In 2015, China’s Broad Sustainable Building (BSB) company built a 57-story high rise in just 19 days. If you do the math, that averages three floors every day. The building housed 800 apartments, 19 atriums and office space for 4,000 workers. While this feat is truly incredible, the thinking behind it has been around for a long time. Prefabrication seen many iterations over the decades, but the construction industry has finally adopted it on a large scale.
Change is not a common phenomenon in the construction industry which hasn’t seen a major shake up in over four decades. While other industries automated and turned to the manufacturing process to increase productivity, the construction industry languished on jobsites across the world. That is all about to change and your next project won’t be built, it will be manufactured.

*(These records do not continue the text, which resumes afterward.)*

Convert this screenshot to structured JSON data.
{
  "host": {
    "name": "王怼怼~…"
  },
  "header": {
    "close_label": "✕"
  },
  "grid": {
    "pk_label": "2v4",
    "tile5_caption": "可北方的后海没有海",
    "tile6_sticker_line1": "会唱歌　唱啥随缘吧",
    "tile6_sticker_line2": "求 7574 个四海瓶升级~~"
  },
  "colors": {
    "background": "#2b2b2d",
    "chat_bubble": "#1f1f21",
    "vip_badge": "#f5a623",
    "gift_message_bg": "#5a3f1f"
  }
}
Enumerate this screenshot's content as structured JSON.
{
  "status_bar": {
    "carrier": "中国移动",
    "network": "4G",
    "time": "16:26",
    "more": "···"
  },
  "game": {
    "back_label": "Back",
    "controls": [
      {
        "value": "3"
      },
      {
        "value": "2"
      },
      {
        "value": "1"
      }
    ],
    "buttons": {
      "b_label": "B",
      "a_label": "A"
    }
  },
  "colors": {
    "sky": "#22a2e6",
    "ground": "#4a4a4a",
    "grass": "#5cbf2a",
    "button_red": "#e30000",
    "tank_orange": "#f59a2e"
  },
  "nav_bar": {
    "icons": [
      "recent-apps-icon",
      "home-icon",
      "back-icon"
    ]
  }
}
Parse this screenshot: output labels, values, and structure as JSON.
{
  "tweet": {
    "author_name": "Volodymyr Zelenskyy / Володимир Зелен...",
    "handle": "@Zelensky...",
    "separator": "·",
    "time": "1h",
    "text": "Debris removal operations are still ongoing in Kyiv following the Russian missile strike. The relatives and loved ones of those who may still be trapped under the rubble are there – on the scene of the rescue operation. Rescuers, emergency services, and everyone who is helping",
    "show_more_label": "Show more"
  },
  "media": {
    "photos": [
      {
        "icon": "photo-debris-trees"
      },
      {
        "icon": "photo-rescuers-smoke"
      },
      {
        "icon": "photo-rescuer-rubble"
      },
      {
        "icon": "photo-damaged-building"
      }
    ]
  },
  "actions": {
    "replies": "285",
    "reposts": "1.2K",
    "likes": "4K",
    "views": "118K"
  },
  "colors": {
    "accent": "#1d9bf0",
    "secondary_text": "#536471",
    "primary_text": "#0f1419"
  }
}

“Although all of this was a unique idea 10 years ago, almost every major design school is now teaching the fundamentals of prefab,” says Phil Bernstein, keynote speaker at the 2019 IWBCC conference. “A new generation is coming into the field equipped to do this, and the wheels of manufacturing buildings will soon be humming. Those folks will catch the wave of prefabrication fully, and workers swinging hammers will give way to assemblers in the era of manufactured buildings.”
If the construction industry is resistant to change, why this sudden adoption of new techniques? Prefabricated architecture has been around for a long time, but the perfect storm of circumstances is pushing it mainstream. An increased use of digital models and fabrication methods as well as revolutionary techniques such as additive manufacturing, 3D printing, robotics and CNC-controlled technologies and laser scanning are changing the way designers and construction professionals are able to create.
Advances in technology and economic factors such as labor shortages have culminated in change. During the last recession, millions of construction workers left the industry, never to return. Coupled with more stringent immigration policies, the well of construction workers has dried up and they are no longer able to support a growing industry. With baby boomers retiring, skilled workers are in short supply.
Thanks to technological and robotic breakthroughs, a lack of skilled labor and an aging workforce and rising labor costs, prefab is offering a cheaper, more sustainable option for developers.
The Road to Offsite Building
With prefabricated building, design plays a major role. Designers are able to optimize the functionality of buildings while having more freedom to create bespoke structural elements. Building components will be built offsite and then snapped into place. This saves time in construction, eliminates the weather as a factor and utilizes fewer skilled workers.
Prefabrication doesn’t mean mass production of generic ‘cookie cutter’ buildings that all look the same. Once prefabrication is mainstream, mass customization will follow.
Where are we at?
As designers and manufacturing facilities work to catch up, it’s inevitable that teething problems occur. For example, 2018 saw Brooklyn’s Pacific Park (formerly named Atlantic Yards) project grind to a halt. It was set to be the world’s tallest modular-constructed building, but challenges in the design and fabrication caused the project to falter.
Prefabricated construction is a disruption of an industry steeped in tradition. This kind of major change always creates some chaos as transition occurs. As each element of the construction industry evolves to meet the new challenge, the nature of the work and the roles professionals play will change too.
As we look to the future, the only thing we can be sure of is that the construction industry will be forever changed.